On Thursday, 1 August 2019 the SPU community gathered to honour and remember Nokuthula Simelane through an exhibition on her life put together by our Heritage Studies students and to hear her story narrated by her sister Thembi Simelane-Nkadimeng, Executive Mayor of the Polokwane Local Municipality and the President of the SA Local Government Association.

In welcoming those present at the public lecture, Professor Jean Baxen, the Deputy Vice-Chancellor: Academic mentioned that the stories of the many women who sacrificed so much in the struggle against apartheid were seldom told. These are the stories and “rememberings” that SPU will be sharing during the month of August.  

She also encouraged the young women present to exercise their agency through having self-respect and being respected.  For the men present, she urged them to have agency through restraint and to respect all the women in their lives.

Dr Sibongile Masuku, a Lecturer in Heritage Studies at SPU and a friend of Nokuthula, gave a powerful performance of a poem about “a sister who ceased to exist”.

Thembi Simelane-Nkadimeng related the story of Nokuthula Simelane, a 22-year old woman, who was about to graduate from university in1983 when she was abducted by the Apartheid police, tortured and then disappeared.

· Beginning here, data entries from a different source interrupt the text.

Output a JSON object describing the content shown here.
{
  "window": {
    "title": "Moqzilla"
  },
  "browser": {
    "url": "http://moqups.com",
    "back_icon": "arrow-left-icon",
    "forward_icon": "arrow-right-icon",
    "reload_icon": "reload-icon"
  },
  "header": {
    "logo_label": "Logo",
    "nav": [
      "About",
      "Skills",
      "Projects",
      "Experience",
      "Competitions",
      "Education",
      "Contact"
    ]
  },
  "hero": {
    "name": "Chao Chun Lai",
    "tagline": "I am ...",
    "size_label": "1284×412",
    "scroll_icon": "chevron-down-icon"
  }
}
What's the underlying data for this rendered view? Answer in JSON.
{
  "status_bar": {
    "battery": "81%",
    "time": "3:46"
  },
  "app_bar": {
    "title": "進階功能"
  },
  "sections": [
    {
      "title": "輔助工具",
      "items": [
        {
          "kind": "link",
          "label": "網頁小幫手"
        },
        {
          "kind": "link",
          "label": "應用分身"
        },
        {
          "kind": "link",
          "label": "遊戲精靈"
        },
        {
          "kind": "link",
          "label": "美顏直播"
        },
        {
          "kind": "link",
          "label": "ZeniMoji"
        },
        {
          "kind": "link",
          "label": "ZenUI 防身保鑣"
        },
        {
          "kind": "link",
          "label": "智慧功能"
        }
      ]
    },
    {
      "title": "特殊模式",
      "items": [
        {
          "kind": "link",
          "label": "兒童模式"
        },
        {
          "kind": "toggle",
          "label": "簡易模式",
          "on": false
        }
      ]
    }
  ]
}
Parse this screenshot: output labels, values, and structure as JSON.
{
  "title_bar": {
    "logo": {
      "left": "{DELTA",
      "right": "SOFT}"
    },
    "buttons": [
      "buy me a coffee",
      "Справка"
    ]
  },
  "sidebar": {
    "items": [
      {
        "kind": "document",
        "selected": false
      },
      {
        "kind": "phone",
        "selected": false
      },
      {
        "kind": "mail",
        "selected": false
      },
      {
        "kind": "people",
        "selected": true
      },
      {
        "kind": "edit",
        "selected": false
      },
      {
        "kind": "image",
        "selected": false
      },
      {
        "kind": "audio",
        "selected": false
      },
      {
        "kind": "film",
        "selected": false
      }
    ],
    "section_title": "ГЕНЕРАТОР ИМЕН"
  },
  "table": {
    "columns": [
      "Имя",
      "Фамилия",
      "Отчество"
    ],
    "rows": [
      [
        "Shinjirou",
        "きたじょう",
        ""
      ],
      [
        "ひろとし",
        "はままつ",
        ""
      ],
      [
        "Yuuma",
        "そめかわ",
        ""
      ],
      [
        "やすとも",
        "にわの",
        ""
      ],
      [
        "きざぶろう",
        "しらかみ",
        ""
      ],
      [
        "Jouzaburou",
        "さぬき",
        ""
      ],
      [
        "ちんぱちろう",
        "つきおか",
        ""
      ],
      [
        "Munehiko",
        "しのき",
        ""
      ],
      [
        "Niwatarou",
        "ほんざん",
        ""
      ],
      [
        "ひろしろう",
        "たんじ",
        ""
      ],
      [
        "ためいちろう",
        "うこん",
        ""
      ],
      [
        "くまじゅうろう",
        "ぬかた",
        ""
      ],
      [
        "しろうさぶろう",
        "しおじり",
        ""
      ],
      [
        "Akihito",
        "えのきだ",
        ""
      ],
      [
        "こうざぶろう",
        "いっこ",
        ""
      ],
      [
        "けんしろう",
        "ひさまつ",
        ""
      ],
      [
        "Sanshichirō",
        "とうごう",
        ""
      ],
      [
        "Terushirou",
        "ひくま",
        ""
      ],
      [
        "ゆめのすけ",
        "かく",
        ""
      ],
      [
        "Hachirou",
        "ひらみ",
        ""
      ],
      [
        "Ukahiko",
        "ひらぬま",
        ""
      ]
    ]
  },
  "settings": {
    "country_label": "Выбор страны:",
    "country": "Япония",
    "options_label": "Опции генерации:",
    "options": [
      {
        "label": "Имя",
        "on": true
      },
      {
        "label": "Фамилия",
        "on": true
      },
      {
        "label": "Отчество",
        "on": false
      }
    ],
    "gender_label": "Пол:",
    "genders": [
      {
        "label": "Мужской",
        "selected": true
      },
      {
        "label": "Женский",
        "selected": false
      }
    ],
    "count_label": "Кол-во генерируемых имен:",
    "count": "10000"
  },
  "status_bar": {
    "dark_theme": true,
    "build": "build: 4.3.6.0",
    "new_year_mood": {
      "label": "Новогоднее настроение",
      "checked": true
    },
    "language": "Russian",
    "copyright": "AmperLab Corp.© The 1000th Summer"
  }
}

She was an Umkhonto we Sizwe operative when she had travelled from Swaziland to South Africa to purchase her graduation gown but her movements were reported by a spy within her unit.  She was intercepted at the Carlton Centre in Johannesburg sometime between 8 and 11 September 1983, taken to the police facility in Norwood, and kept there for one week while being interrogated and tortured in an attempt to turn her into a double agent – in what we now know was called Operation Kopdraai. 

She was later moved to the notorious Vlakplaas where she was subjected to vicious torture such as electrical shocks to her breasts, submersion in a dam (also called waterboarding), and continually beaten until she was unconscious or lost control of her bodily functions.  She was never seen again. 

Her family has established that she was kept there for about six to eight weeks.  Stronger men were broken in this process after about six days so it is a testament to Nokuthula’s strength and courage that she endured being brutalised for about 52 days.  It is therefore not possible that she survived.

Thembi Simelane was nine years old when her sister disappeared – she remembers as a child the story in the family about a missing child. Her family has searched in earnest for Nokuthula from the time that those in exile began to return to South Africa and they realised that she was not amongst them.  In 1996 they opened a case of disappearance. 

The matter was then referred to the TRC who gave Nokuthula’s torturers amnesty for her abduction and kidnapping but not for the torture.  The case of murder was referred to the NPA for further investigation. 

Eventually, the family, and those of other families still searching for their disappeared children or spouses were forced to take legal action against the government for not following through on the referrals from the TRC.

Four members of the Soweto special branch of the apartheid police service were then charged and will be prosecuted for Nokuthula’s disappearance.  The family agreed to their bail during which time one of the accused has died.

An interim order on the presumption of her death was issued and the court insisted that the accused in Nokuthula’s disappearance be given an opportunity to object.  On 8 August 2019, on the eve of Women’s Day, the final order will be made on the presumption of death of Nokuthula Simelane.

Thembi says that in every war there are casualties but every soldier is dignified.

For Nokuthula’s family, for her mother and her surviving siblings, they need the closure that comes from performing the rituals for the dead – they need to find her remains.  Unfortunately, they have resigned themselves to never getting that measure of respect for Nokuthula, because those that brutalised her and those that were complicit before and after her disappearance, continue to do so to her memory and to the family, so they will continue their pursuit of justice.